Dr José Ciro Martinez
Tactics at the Bakery
This paper explores a set of actions through which bakers manipulate laws and regulations that seek to organize and regulate how they do business. It builds on eighteen months of fieldwork conducted in Jordan, twelve of which were spent working in three different bakeries in the capital, Amman. Moving away from the idea that public policies are simply imposed from above, the paper looks in detail at the social relations through which they are enacted. By honing in on the bakery, and examining arrangements between bakery owners, workers, consumers and ministerial employees, it illuminates modes of political agency that escape conventional binaries of domination/resistance, state/society, and legality/illegality. I argue against seeing these practices as easily categorized forms of resistance or frivolous acts of corruption. Nor are they simply reinforcements of hegemonic control. Instead, tactics at the bakery subvert the order of things to serve other ends. Foregrounding them in this analysis seeks not only to challenge views of power relations as strictly binary but to elucidate some of the ways in which citizens inhabit and engage with the neoliberal and authoritarian logics that pervade everyday life in Jordan.
Dr Alfred Moore
Serious Play: On the Play Element in Democratic Politics (with Michael MacKenzie, University of Pittsburgh)

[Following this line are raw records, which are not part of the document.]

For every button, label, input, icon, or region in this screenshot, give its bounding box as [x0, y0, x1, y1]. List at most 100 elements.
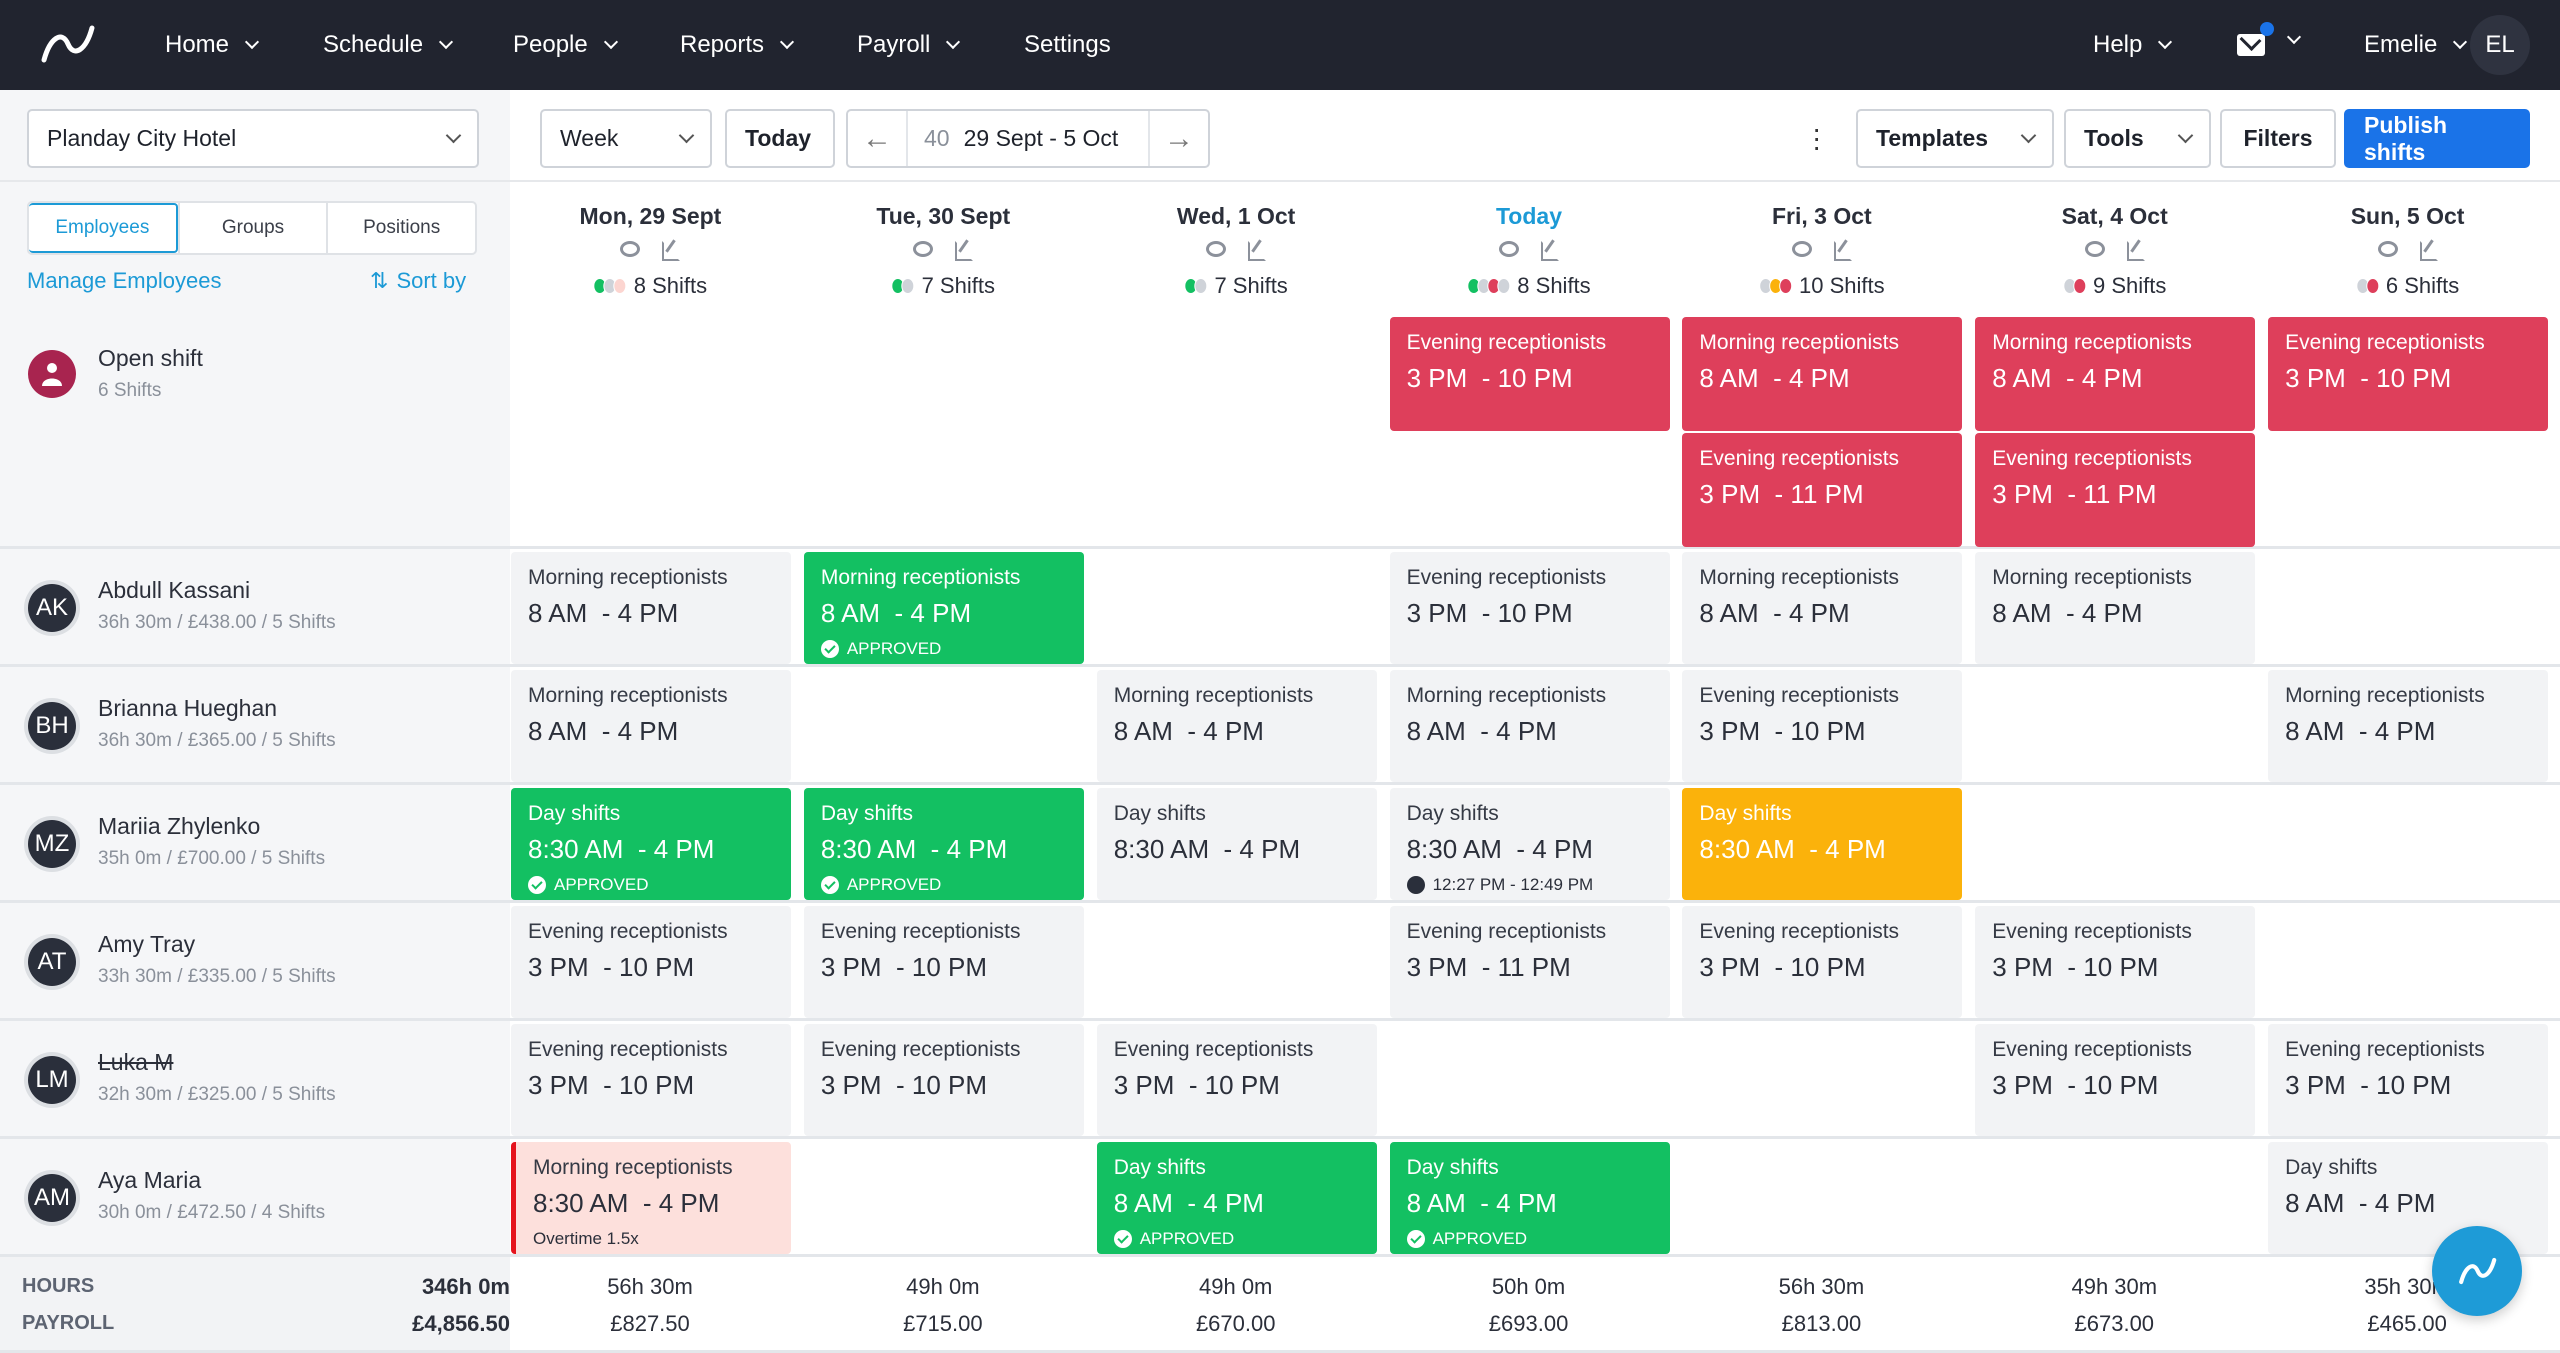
shift-card[interactable]: Morning receptionists 8 AM - 4 PM	[1096, 670, 1377, 782]
shift-card[interactable]: Day shifts 8:30 AM - 4 PM APPROVED	[803, 788, 1084, 900]
more-options-icon[interactable]: · · ·	[1812, 113, 1822, 162]
shift-card[interactable]: Morning receptionists 8 AM - 4 PM	[2268, 670, 2549, 782]
shift-time: 8 AM - 4 PM	[1992, 598, 2143, 628]
nav-label: Reports	[680, 31, 765, 58]
templates-button[interactable]: Templates	[1856, 109, 2054, 168]
day-payroll: £670.00	[1195, 1311, 1276, 1336]
filters-button[interactable]: Filters	[2220, 109, 2336, 168]
shift-card[interactable]: Evening receptionists 3 PM - 11 PM	[1682, 433, 1963, 547]
day-label[interactable]: Today	[1495, 203, 1562, 229]
tab-groups[interactable]: Groups	[177, 203, 327, 253]
prev-week-arrow-icon[interactable]: ←	[848, 111, 908, 166]
shift-card[interactable]: Day shifts 8:30 AM - 4 PM	[1682, 788, 1963, 900]
shift-card[interactable]: Morning receptionists 8:30 AM - 4 PM Overt…	[511, 1142, 791, 1254]
employee-info[interactable]: BH Brianna Hueghan 36h 30m / £365.00 / 5 S…	[0, 667, 510, 782]
status-dots	[891, 278, 915, 294]
shift-card[interactable]: Evening receptionists 3 PM - 11 PM	[1975, 433, 2256, 547]
publish-shifts-button[interactable]: Publish shifts	[2344, 109, 2530, 168]
shift-card[interactable]: Evening receptionists 3 PM - 10 PM	[1975, 1024, 2256, 1136]
eye-icon[interactable]	[620, 241, 641, 257]
view-select[interactable]: Week	[540, 109, 712, 168]
shift-card[interactable]: Evening receptionists 3 PM - 10 PM	[1682, 670, 1963, 782]
shift-card[interactable]: Morning receptionists 8 AM - 4 PM	[511, 670, 791, 782]
user-name: Emelie	[2364, 31, 2438, 58]
shift-time: 3 PM - 10 PM	[528, 1070, 695, 1100]
day-label[interactable]: Mon, 29 Sept	[579, 203, 722, 229]
tab-employees[interactable]: Employees	[29, 203, 178, 253]
planday-logo[interactable]	[38, 24, 96, 64]
shift-card[interactable]: Evening receptionists 3 PM - 10 PM	[511, 906, 791, 1018]
shift-card[interactable]: Evening receptionists 3 PM - 10 PM	[511, 1024, 791, 1136]
day-label[interactable]: Sat, 4 Oct	[2061, 203, 2168, 229]
shift-card[interactable]: Morning receptionists 8 AM - 4 PM	[1682, 552, 1963, 664]
shift-title: Evening receptionists	[820, 1038, 1021, 1061]
day-label[interactable]: Sun, 5 Oct	[2350, 203, 2465, 229]
employee-info[interactable]: AM Aya Maria 30h 0m / £472.50 / 4 Shifts	[0, 1139, 510, 1254]
user-avatar[interactable]: EL	[2470, 15, 2530, 75]
nav-schedule[interactable]: Schedule	[323, 0, 454, 90]
totals-footer: HOURS PAYROLL 346h 0m £4,856.50 56h 30m £…	[0, 1257, 2560, 1353]
chevron-down-icon[interactable]	[2286, 29, 2302, 45]
edit-icon[interactable]	[955, 241, 974, 261]
shift-card[interactable]: Morning receptionists 8 AM - 4 PM	[1975, 317, 2256, 431]
sort-by-button[interactable]: ⇅ Sort by	[370, 268, 466, 294]
next-week-arrow-icon[interactable]: →	[1148, 111, 1208, 166]
clock-in-record: 12:27 PM - 12:49 PM	[1406, 875, 1653, 895]
location-select[interactable]: Planday City Hotel	[27, 109, 479, 168]
user-menu[interactable]: Emelie	[2364, 0, 2468, 90]
employee-info[interactable]: Open shift 6 Shifts	[0, 315, 510, 546]
shift-card[interactable]: Evening receptionists 3 PM - 10 PM	[1975, 906, 2256, 1018]
shift-card[interactable]: Evening receptionists 3 PM - 10 PM	[1096, 1024, 1377, 1136]
edit-icon[interactable]	[662, 241, 681, 261]
tab-positions[interactable]: Positions	[326, 203, 475, 253]
edit-icon[interactable]	[2126, 241, 2145, 261]
shift-card[interactable]: Day shifts 8 AM - 4 PM APPROVED	[1389, 1142, 1670, 1254]
day-label[interactable]: Tue, 30 Sept	[876, 203, 1011, 229]
employee-info[interactable]: AT Amy Tray 33h 30m / £335.00 / 5 Shifts	[0, 903, 510, 1018]
day-label[interactable]: Wed, 1 Oct	[1176, 203, 1296, 229]
shift-card[interactable]: Day shifts 8:30 AM - 4 PM APPROVED	[511, 788, 791, 900]
employee-info[interactable]: LM Luka M 32h 30m / £325.00 / 5 Shifts	[0, 1021, 510, 1136]
nav-home[interactable]: Home	[165, 0, 260, 90]
tools-button[interactable]: Tools	[2064, 109, 2211, 168]
eye-icon[interactable]	[1206, 241, 1227, 257]
eye-icon[interactable]	[1791, 241, 1812, 257]
edit-icon[interactable]	[2419, 241, 2438, 261]
nav-reports[interactable]: Reports	[680, 0, 795, 90]
shift-card[interactable]: Day shifts 8 AM - 4 PM APPROVED	[1096, 1142, 1377, 1254]
edit-icon[interactable]	[1833, 241, 1852, 261]
shift-card[interactable]: Evening receptionists 3 PM - 10 PM	[803, 1024, 1084, 1136]
eye-icon[interactable]	[2377, 241, 2398, 257]
employee-info[interactable]: MZ Mariia Zhylenko 35h 0m / £700.00 / 5 Sh…	[0, 785, 510, 900]
mail-icon[interactable]	[2237, 34, 2265, 56]
shift-card[interactable]: Day shifts 8:30 AM - 4 PM 12:27 PM - 12:49…	[1389, 788, 1670, 900]
shift-card[interactable]: Evening receptionists 3 PM - 10 PM	[803, 906, 1084, 1018]
eye-icon[interactable]	[2084, 241, 2105, 257]
shift-card[interactable]: Evening receptionists 3 PM - 10 PM	[2268, 1024, 2549, 1136]
nav-payroll[interactable]: Payroll	[857, 0, 961, 90]
shift-count: 6 Shifts	[2355, 273, 2459, 299]
shift-card[interactable]: Morning receptionists 8 AM - 4 PM APPROVED	[803, 552, 1084, 664]
shift-card[interactable]: Morning receptionists 8 AM - 4 PM	[1389, 670, 1670, 782]
nav-settings[interactable]: Settings	[1024, 0, 1111, 90]
day-label[interactable]: Fri, 3 Oct	[1771, 203, 1872, 229]
shift-card[interactable]: Morning receptionists 8 AM - 4 PM	[1682, 317, 1963, 431]
nav-people[interactable]: People	[513, 0, 618, 90]
help-menu[interactable]: Help	[2093, 0, 2173, 90]
eye-icon[interactable]	[1498, 241, 1519, 257]
manage-employees-link[interactable]: Manage Employees	[27, 268, 222, 293]
today-button[interactable]: Today	[725, 109, 835, 168]
shift-card[interactable]: Evening receptionists 3 PM - 11 PM	[1389, 906, 1670, 1018]
help-chat-button[interactable]	[2432, 1226, 2522, 1316]
edit-icon[interactable]	[1540, 241, 1559, 261]
employee-info[interactable]: AK Abdull Kassani 36h 30m / £438.00 / 5 Sh…	[0, 549, 510, 664]
shift-card[interactable]: Evening receptionists 3 PM - 10 PM	[1682, 906, 1963, 1018]
shift-card[interactable]: Evening receptionists 3 PM - 10 PM	[2268, 317, 2549, 431]
shift-card[interactable]: Morning receptionists 8 AM - 4 PM	[511, 552, 791, 664]
shift-card[interactable]: Day shifts 8:30 AM - 4 PM	[1096, 788, 1377, 900]
shift-card[interactable]: Morning receptionists 8 AM - 4 PM	[1975, 552, 2256, 664]
shift-card[interactable]: Evening receptionists 3 PM - 10 PM	[1389, 317, 1670, 431]
eye-icon[interactable]	[913, 241, 934, 257]
edit-icon[interactable]	[1248, 241, 1267, 261]
shift-card[interactable]: Evening receptionists 3 PM - 10 PM	[1389, 552, 1670, 664]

The language of play is all over democratic politics. But it is used in two very different ways. On the one hand, it is used to show how democracy goes wrong, when politicians are ‘playing games’ or doing ‘political theatre’ or when partisans behave like sports fans. On the other hand the language of play is routinely used to capture central normative features of democracy, like the ‘rules of the game’ and the ‘level playing field.’ These uses of the language of play seem contradictory, but we argue that they are two sides of the same coin. Further, we want to convince you that play is a constitutive element of democratic politics, that we cannot separate game-playing from democratic politics, and that we should not want to. In this talk I will give an overview of our project, and introduce one part of it, a discussion of the value of pretence and pretending.